Incremental/Online training of Models
According to official documentation
"Once a model has been trained, it can be fed previously unseen Examples to produce Predictions of their Outputs"
I've only seen the possibility to add new Examples to Dataset using dataset.add(example); but not to Model.
Is this possible and I'm missing something?
There is a predict method on Model which produces predictions. Once a model has been trained you don't need to use a dataset to feed it examples, it will automatically prune out previously unseen features and convert the example into the correct format. See the docs here - https://tribuo.org/learn/4.0/javadoc/org/tribuo/Model.html#predict-org.tribuo.Example-
If you're asking about providing new training examples to retrain a model that already exists, then we're working on support for that but it's not ready yet.
If you're asking about providing new training examples to retrain a model that already exists, then we're working on support for that but it's not ready yet.
Yes. This is what I'm looking for. We want to be able to load the stored model from disk, add new trained examples and save it again to disk. Great library. Good luck with this feature and more serialization options.
Ok. Quick question: do you expect the feature or label spaces to change as you add more examples (i.e. will there be new labels or features in the new examples)? The first version of model incremental training is likely to not allow new features or labels as it's significantly simpler to do.

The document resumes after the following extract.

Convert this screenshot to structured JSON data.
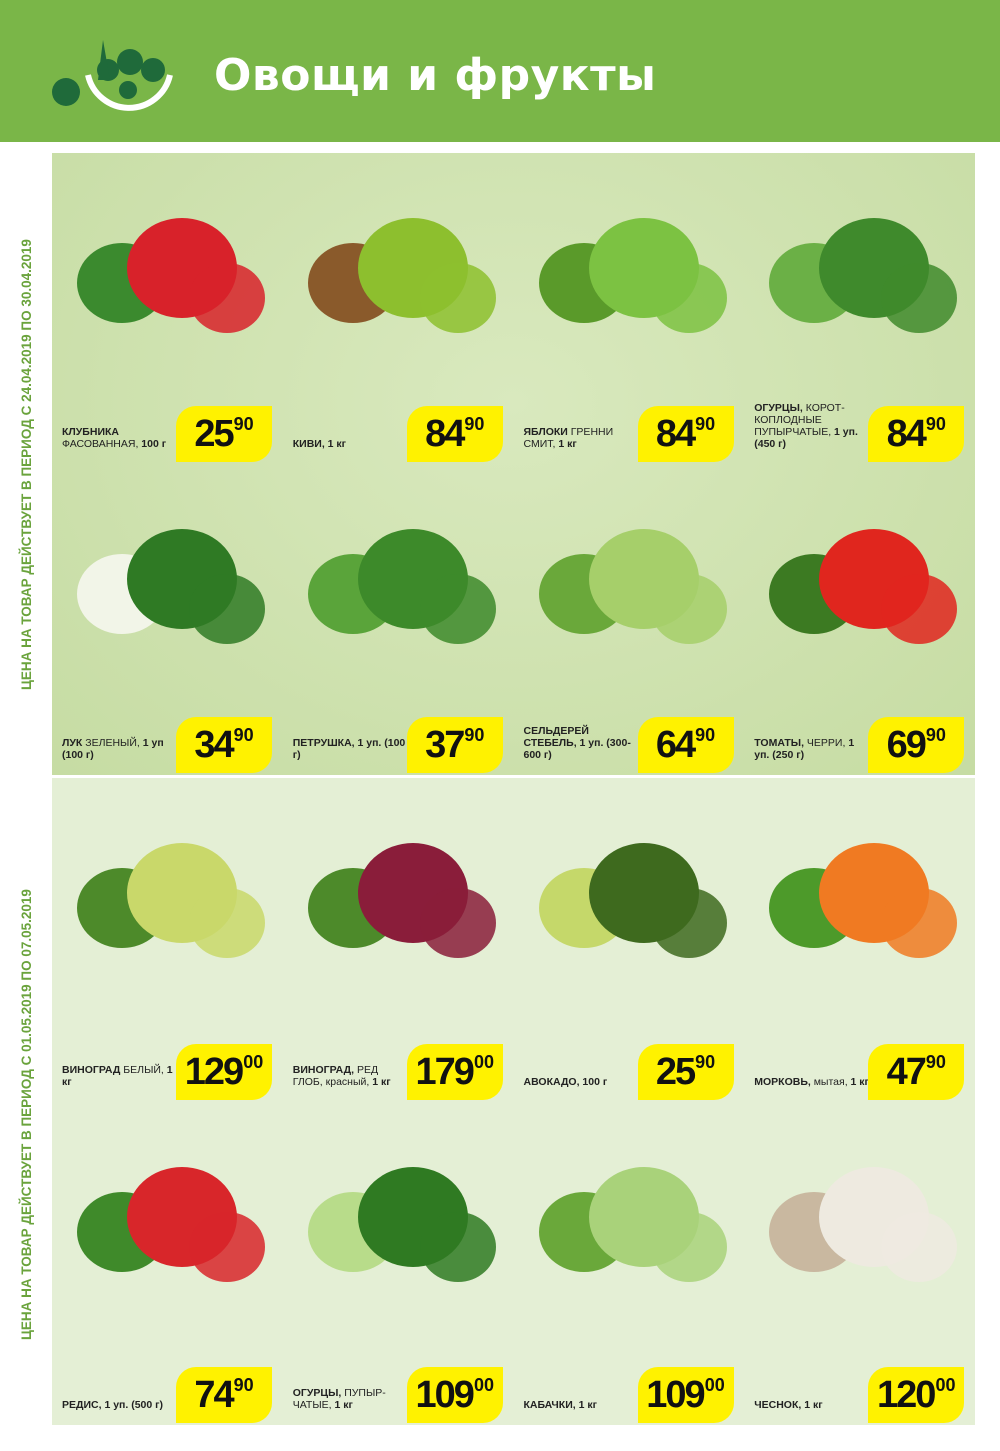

It would be great even without new features or labels. If I have to set a priority it would be
- no new features & labels
- no new features but with new labels
- with new features and new labels.
But that's just for my use case. It's not a priority. I can do a new training if I need to add a different feature/label.
Yeah, that's roughly where we expect most people to be. 2 & 3 are roughly equivalent in terms of implementation complexity, but adding new labels has statistical consequences because the new ones will be undertrained relative to the old ones, so we're thinking about ways to record it and potentially signal it to users.
Mind if I rename this issue? We'll use it to track the integration of incremental training support.
Sure. Go ahead and rename it.